3. Danıştay 3. Dairesi'nin E.2003/1552, K.2004/2721 sayı ve 28.10.2004 tarihli Kararı;
"Kamulaştırılan ve davacının 1/3 hissesine sahip olduğu taşınmaz için adli yargıda açılan davada artırılan bedelin faiziyle ödenmesi üzerine kamulaştırma bedelinin artırılan kısmına ödenen yasal faiz nedeniyle vergi tevkifatında bulunmadığından bahisle 2000 takvim yılı için adına re'sen salınan vergi ziyaı cezalı gelir (stopaj) vergisi ve fon payını; GVK'nın 75. maddesine göre faizin menkul sermaye iradı sayılabilmesi için, nakdi sermaye veya para ile temsil edilen değerlerden müteşekkil sermayeden elde edilmesi, ortada borç alacak ilişkisinin bulunması gerektiği, davacıya mahkeme kararıyla ödenen faizin taşınmaz değerinin geç ödenmesi nedeniyle para değerinde meydana gelen azalışı telafi etmek için hükmolunan bir bedel olduğu, bu nedenle ödenen faiz nakdi sermaye veya kamu tüzel kişilerince senede bağlanmış faiz olmadığından ortada kanunun aradığı anlamda bir menkul sermaye iradı bulunmadığından dava konusu faizin vergilendirilmesinde yasaya uygunluk görülmediği gerekçesiyle kaldıran yerel mahkeme kararı, aynı gerekçelerle hukuka uygundur."
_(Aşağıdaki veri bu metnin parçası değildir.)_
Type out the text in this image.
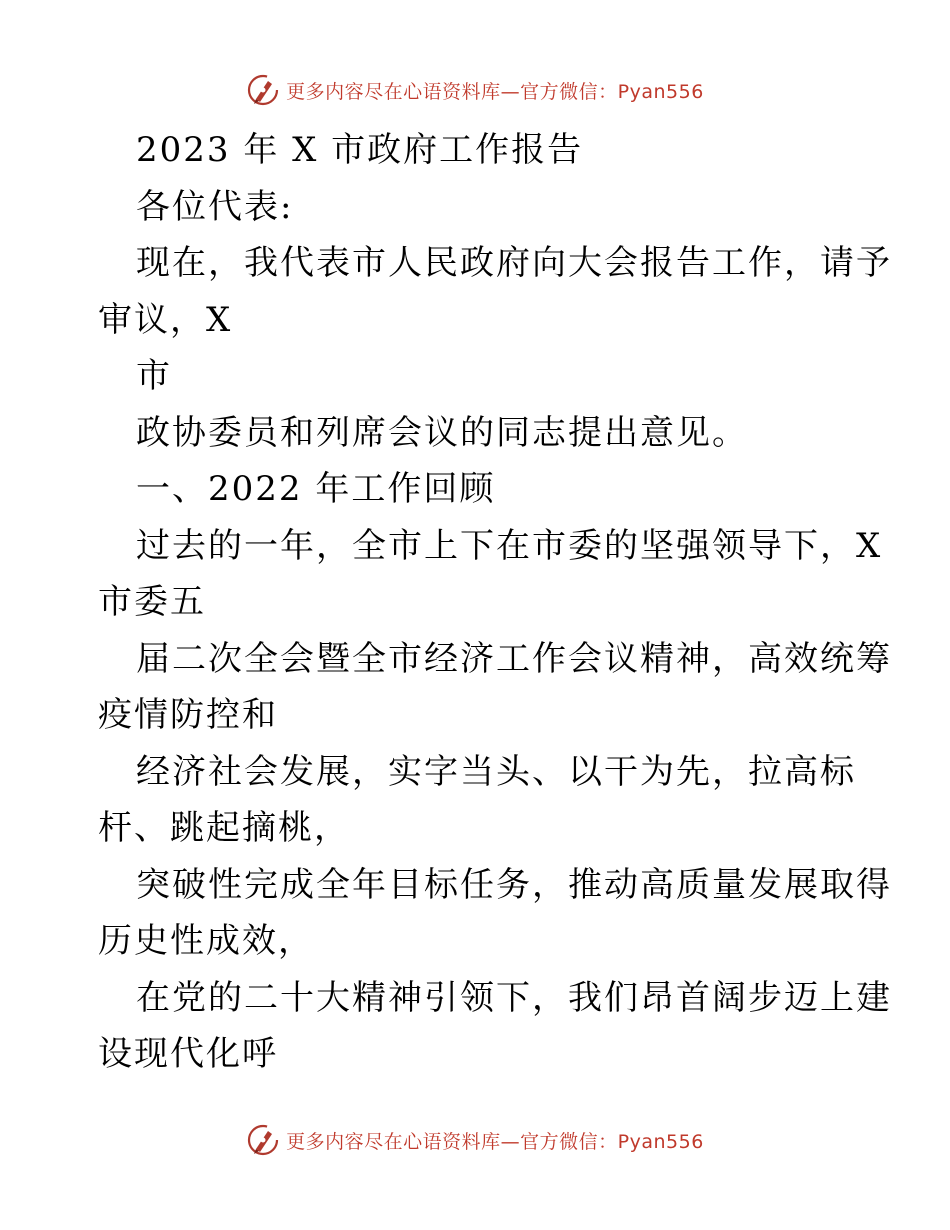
更多内容尽在心语资料库—官方微信：Pyan556
2023 年 X 市政府工作报告
各位代表:
现在，我代表市人民政府向大会报告工作，请予
审议，X
市
政协委员和列席会议的同志提出意见。
一、2022 年工作回顾
过去的一年，全市上下在市委的坚强领导下，X
市委五
届二次全会暨全市经济工作会议精神，高效统筹
疫情防控和
经济社会发展，实字当头、以干为先，拉高标
杆、跳起摘桃，
突破性完成全年目标任务，推动高质量发展取得
历史性成效，
在党的二十大精神引领下，我们昂首阔步迈上建
设现代化呼
更多内容尽在心语资料库—官方微信：Pyan556
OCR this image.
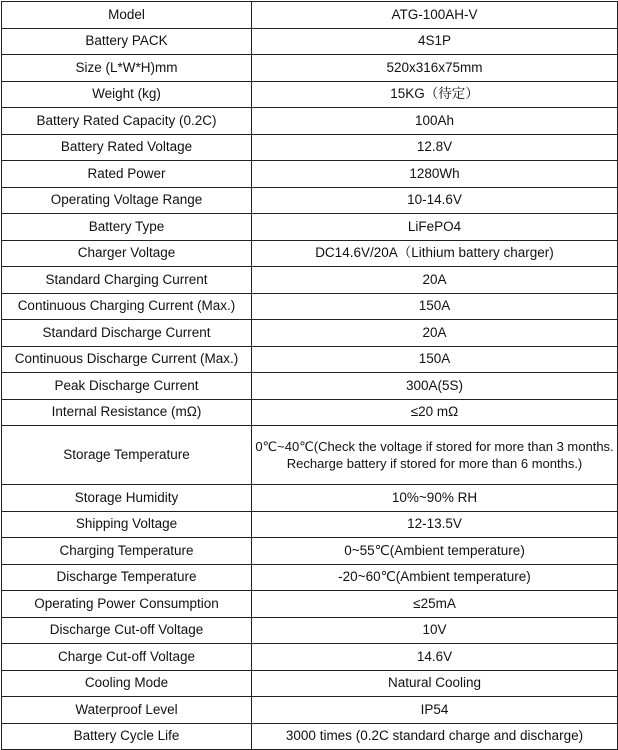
Model	ATG-100AH-V
Battery PACK	4S1P
Size (L*W*H)mm	520x316x75mm
Weight (kg)	15KG（待定）
Battery Rated Capacity (0.2C)	100Ah
Battery Rated Voltage	12.8V
Rated Power	1280Wh
Operating Voltage Range	10-14.6V
Battery Type	LiFePO4
Charger Voltage	DC14.6V/20A（Lithium battery charger)
Standard Charging Current	20A
Continuous Charging Current (Max.)	150A
Standard Discharge Current	20A
Continuous Discharge Current (Max.)	150A
Peak Discharge Current	300A(5S)
Internal Resistance (mΩ)	≤20 mΩ
Storage Temperature	0℃~40℃(Check the voltage if stored for more than 3 months.
Recharge battery if stored for more than 6 months.)

Storage Humidity	10%~90% RH
Shipping Voltage	12-13.5V
Charging Temperature	0~55℃(Ambient temperature)
Discharge Temperature	-20~60℃(Ambient temperature)
Operating Power Consumption	≤25mA
Discharge Cut-off Voltage	10V
Charge Cut-off Voltage	14.6V
Cooling Mode	Natural Cooling
Waterproof Level	IP54
Battery Cycle Life	3000 times (0.2C standard charge and discharge)
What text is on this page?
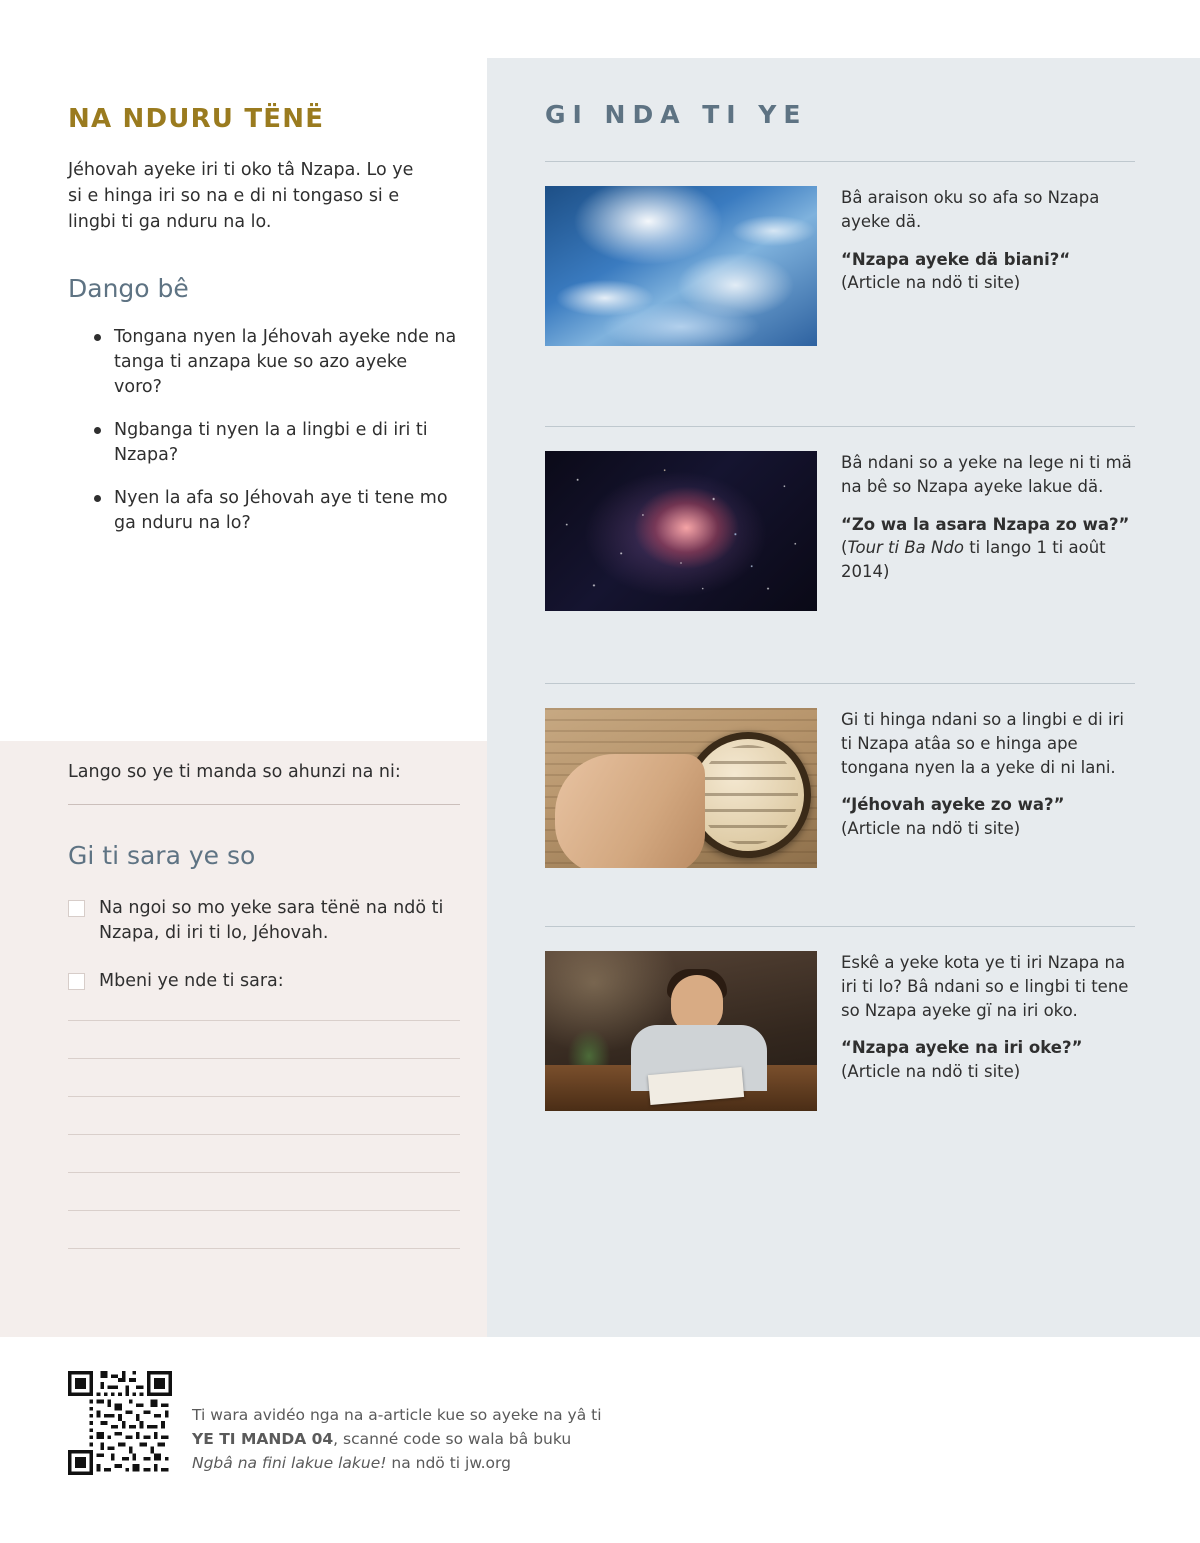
NA NDURU TËNË

Jéhovah ayeke iri ti oko tâ Nzapa. Lo ye si e hinga iri so na e di ni tongaso si e lingbi ti ga nduru na lo.

Dango bê
Tongana nyen la Jéhovah ayeke nde na tanga ti anzapa kue so azo ayeke voro?
Ngbanga ti nyen la a lingbi e di iri ti Nzapa?
Nyen la afa so Jéhovah aye ti tene mo ga nduru na lo?

Lango so ye ti manda so ahunzi na ni:

Gi ti sara ye so
Na ngoi so mo yeke sara tënë na ndö ti Nzapa, di iri ti lo, Jéhovah.
Mbeni ye nde ti sara:
GI NDA TI YE

Bâ araison oku so afa so Nzapa ayeke dä.

“Nzapa ayeke dä biani?“
(Article na ndö ti site)

Bâ ndani so a yeke na lege ni ti mä na bê so Nzapa ayeke lakue dä.

“Zo wa la asara Nzapa zo wa?” (Tour ti Ba Ndo ti lango 1 ti août 2014)

Gi ti hinga ndani so a lingbi e di iri ti Nzapa atâa so e hinga ape tongana nyen la a yeke di ni lani.

“Jéhovah ayeke zo wa?”
(Article na ndö ti site)

Eskê a yeke kota ye ti iri Nzapa na iri ti lo? Bâ ndani so e lingbi ti tene so Nzapa ayeke gï na iri oko.

“Nzapa ayeke na iri oke?”
(Article na ndö ti site)

Ti wara avidéo nga na a-article kue so ayeke na yâ ti
YE TI MANDA 04, scanné code so wala bâ buku
Ngbâ na fini lakue lakue! na ndö ti jw.org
4. Danıştay 4. Dairesi'nin E.2004/1426, K.2005/515 sayı ve 31.3.2005 tarihli Kararı;
"GVK'nın 75. maddesine göre kâr paylarının menkul sermaye iradı olarak beyan edilmesi gerekmektedir. Limited Şirketlerde, kâr paylarının dağıtımının gerçekleşebilmesi yani menkul sermaye iradının elde edilmiş sayılabilmesi için şirketin yetkili organlarınca karar alınması ve fiilen dağıtımın gerçekleşmiş olması gerekmektedir. Şirketin kâr payını dağıttığı kesin olarak saptanmadıkça ortağın bu kârı elde ettiği kabul edilemez. Zira menkul sermaye iradında tahsil esası geçerlidir. Olayda davacının, davacının ortağı olduğu lşirketin hesaplarının ncelenmesi sonucu düzenlenen rapora göre beyan dışı bırakıldığı tespit edilen matraha esas kazancın ortaklara dağıtılmış olduğu kabul edilip davacı ortağın hissesine düşen payın davacı açısından elde edilmiş kar payı olduğu belirtilerek tarhiyat yapılmış ise de, şirket adına yapılan inceleme sonucu beyan dışı bırakıldığı saptanan kazancın ortaklara dağıtılmış olduğu yolundaki tespit varsayımdan öte herhangi bir somut belgeye dayanmadığı gibi, şirket ortağı olan davacının da hissesine düşen kâr payını elde ettiğine dair bir delile rastlanmamıştır. Bu durumda, davacının menkul sermaye iradı elde ettiğinden söz edilemeyeceğinden, davanın kabulüne ve yapılan tarhiyatın terkinine karar veren yerel mahkeme kararı sonucu itibariyle yerindedir."